Глава 28. КОНСУЛЬТАЦИЯ

   С улицы не доносилось ни звука.
   Воздух был неподвижен; не было слышно человеческих голосов; природа безмолвствовала.
   Дневная служба в Трианоне была окончена; конюхи и каретники разошлись по своим комнатам; малый двор обезлюдел.
   Андре в глубине души была взволнована тем, что Филипп и доктор придавали ее болезни не понятное для нее самой значение.
   Она была несколько удивлена тем обстоятельством, что доктор Луи пришел опять, хотя еще утром объявил болезнь пустячной, а лекарства — ненужными. Однако благодаря ее простодушию в ее сердце не закралось подозрение.
   Вдруг доктор, не сводивший с нее глаз, направил на нее свет лампы и взял ее руку не как доктор, щупающий пульс, а как друг или исповедник.
   Его жест поразил впечатлительную Андре. Она уже готова была вырвать свою руку.
   — Мадмуазель! Вы сами захотели меня видеть или я, придя сюда, уступил желанию вашего брата? — спросил доктор.
   — Сударь! Когда брат вернулся, он сообщил мне, что вы придете еще раз: ведь принимая во внимание то, что я имела честь услышать от вас нынче утром о незначительности моего недомогания, я сама не осмелилась бы беспокоить вас вновь, — отвечала Андре.
   Доктор поклонился.
   — Ваш брат, — продолжал он, — показался мне человеком, который очень дорожит своей честью и весьма ревностно к ней относится; есть вещи, о которых с ним просто невозможно говорить.
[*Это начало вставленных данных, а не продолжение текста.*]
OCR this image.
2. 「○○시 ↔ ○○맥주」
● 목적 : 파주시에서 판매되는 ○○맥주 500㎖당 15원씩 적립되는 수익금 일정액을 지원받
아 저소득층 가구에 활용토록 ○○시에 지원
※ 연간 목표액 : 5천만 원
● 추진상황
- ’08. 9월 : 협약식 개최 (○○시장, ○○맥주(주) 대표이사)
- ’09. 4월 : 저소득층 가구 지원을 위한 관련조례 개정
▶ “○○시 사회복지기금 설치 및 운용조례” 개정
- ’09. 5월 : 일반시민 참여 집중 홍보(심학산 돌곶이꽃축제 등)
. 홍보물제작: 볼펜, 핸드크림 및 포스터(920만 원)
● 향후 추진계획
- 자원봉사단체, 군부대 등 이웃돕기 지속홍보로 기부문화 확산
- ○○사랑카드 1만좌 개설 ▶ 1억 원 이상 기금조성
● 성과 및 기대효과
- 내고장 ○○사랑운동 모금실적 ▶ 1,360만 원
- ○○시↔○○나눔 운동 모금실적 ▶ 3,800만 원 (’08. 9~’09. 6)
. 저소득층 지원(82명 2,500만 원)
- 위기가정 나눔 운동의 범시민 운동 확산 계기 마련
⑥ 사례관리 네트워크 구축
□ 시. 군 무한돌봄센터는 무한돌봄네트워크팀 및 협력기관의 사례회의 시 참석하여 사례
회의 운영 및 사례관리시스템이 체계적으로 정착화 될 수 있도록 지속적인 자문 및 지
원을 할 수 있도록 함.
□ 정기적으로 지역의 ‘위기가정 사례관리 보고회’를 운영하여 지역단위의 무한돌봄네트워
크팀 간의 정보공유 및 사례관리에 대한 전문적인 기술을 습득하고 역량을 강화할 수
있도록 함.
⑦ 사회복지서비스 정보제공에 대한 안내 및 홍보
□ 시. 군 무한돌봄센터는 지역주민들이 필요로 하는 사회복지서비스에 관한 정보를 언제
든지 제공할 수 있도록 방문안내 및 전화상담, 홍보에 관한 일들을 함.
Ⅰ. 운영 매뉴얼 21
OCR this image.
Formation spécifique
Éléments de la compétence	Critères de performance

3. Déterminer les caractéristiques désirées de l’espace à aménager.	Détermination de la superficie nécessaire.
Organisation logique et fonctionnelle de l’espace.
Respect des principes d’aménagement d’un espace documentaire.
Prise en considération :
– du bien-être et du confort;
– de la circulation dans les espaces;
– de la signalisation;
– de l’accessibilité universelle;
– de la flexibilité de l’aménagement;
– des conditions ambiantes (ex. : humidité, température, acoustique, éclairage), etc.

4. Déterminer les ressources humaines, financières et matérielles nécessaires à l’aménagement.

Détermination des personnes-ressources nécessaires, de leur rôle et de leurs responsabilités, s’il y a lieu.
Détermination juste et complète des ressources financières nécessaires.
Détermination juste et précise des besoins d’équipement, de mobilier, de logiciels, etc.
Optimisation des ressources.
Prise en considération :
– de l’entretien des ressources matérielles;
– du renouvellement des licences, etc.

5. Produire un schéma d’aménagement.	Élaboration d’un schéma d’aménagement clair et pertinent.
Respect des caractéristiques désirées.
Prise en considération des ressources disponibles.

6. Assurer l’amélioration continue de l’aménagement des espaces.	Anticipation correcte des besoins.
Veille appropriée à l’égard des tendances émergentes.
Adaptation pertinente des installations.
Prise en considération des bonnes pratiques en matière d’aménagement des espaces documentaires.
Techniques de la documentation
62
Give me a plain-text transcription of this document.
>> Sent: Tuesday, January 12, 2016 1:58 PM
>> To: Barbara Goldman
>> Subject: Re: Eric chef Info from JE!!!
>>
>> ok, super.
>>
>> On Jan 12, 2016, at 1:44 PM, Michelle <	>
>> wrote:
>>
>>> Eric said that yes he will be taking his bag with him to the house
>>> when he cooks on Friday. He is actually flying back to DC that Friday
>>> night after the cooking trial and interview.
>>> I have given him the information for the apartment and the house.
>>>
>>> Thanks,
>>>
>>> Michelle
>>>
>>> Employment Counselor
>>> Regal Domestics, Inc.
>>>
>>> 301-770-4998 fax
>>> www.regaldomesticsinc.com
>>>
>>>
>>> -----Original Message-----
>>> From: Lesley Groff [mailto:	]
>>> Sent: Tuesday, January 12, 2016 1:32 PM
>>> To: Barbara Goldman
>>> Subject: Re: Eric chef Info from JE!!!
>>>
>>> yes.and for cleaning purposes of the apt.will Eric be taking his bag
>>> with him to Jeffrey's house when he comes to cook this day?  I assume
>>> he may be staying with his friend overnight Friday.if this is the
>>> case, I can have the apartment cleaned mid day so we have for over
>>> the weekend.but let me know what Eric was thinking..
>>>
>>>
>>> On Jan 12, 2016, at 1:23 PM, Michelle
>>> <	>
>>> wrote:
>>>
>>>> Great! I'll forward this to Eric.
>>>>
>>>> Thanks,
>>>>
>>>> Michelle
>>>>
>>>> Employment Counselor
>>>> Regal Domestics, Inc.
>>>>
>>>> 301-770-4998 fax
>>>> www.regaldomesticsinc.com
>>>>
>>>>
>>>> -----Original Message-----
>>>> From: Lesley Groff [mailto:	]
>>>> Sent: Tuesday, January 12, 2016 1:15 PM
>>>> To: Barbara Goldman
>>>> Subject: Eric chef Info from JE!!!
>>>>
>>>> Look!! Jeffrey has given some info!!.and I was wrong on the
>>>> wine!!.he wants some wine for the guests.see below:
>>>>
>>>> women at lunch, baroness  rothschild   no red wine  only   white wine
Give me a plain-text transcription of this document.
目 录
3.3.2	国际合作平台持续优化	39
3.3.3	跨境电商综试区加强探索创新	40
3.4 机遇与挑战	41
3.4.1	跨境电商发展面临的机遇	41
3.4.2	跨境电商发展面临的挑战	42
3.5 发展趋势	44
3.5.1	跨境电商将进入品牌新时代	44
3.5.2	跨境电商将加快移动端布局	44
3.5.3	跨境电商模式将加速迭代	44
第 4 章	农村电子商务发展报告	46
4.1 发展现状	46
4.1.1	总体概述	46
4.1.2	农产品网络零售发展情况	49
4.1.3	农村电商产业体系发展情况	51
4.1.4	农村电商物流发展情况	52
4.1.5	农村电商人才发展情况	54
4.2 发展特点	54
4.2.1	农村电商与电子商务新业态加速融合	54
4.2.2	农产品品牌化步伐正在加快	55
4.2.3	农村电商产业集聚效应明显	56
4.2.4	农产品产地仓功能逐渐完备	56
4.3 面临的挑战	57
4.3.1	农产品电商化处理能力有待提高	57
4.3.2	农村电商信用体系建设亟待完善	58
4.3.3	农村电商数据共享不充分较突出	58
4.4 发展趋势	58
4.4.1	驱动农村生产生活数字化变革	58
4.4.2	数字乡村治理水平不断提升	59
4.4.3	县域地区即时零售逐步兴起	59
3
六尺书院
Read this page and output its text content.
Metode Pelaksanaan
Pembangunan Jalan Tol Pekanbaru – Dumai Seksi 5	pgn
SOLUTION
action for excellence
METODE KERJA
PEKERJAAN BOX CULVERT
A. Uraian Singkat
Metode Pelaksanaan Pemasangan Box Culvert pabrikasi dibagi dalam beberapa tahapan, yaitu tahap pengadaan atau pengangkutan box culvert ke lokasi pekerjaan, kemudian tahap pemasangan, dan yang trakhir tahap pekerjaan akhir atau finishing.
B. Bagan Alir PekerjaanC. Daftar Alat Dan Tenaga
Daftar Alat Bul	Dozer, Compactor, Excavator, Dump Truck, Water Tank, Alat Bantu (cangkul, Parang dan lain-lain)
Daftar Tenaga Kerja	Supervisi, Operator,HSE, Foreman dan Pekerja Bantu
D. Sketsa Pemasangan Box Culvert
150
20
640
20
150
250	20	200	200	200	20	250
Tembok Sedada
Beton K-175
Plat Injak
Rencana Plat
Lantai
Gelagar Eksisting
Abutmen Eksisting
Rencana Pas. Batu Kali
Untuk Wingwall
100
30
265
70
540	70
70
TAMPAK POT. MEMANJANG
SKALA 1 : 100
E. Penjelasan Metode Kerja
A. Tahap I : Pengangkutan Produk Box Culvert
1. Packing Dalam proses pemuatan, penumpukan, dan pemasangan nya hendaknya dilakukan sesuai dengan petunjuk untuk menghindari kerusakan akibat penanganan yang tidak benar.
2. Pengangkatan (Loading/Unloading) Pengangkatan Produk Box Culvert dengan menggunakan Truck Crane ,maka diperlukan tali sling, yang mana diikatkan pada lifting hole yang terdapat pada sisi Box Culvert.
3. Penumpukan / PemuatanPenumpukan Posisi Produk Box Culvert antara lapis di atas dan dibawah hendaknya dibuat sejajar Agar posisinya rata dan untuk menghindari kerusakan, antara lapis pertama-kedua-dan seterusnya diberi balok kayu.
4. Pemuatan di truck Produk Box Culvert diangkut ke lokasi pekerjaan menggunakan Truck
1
Вот, очевидно, почему вы не пожелали ему открыться?
   Андре с тем же непонимающим видом взглянула на доктора, как перед тем — на Филиппа.
   — И вы, сударь? — высокомерно молвила она.
   — Прошу прощения, мадмуазель, позвольте мне договорить.
   Андре жестом показала, что готова терпеливо, вернее смиренно, слушать.
   — Вполне естественно, — продолжал доктор, — что, видя страдание и предчувствуя гнев этого молодого человека, вы упорно храните молчание. Однако со мной, мадмуазель, вам не следует хитрить: я, можете мне поверить, являюсь более врачевателем душ, нежели лекарем физических недугов; я все вижу и все знаю; я снимаю с вас половину тяжкого груза на пути признаний, — я вправе ожидать, что со мной вы будете откровеннее.
   — Сударь! — отвечала Андре. — Если бы я не видела, как омрачилось лицо моего брата и как он страдает, если бы я не доверяла вашей благородной внешности и репутации серьезного человека, которой вы пользуетесь, я бы подумала, что вы сговорились сыграть со мной шутку и теперь пугаете меня расспросами, чтобы потом заставить выпить горькое лекарство. Доктор нахмурился.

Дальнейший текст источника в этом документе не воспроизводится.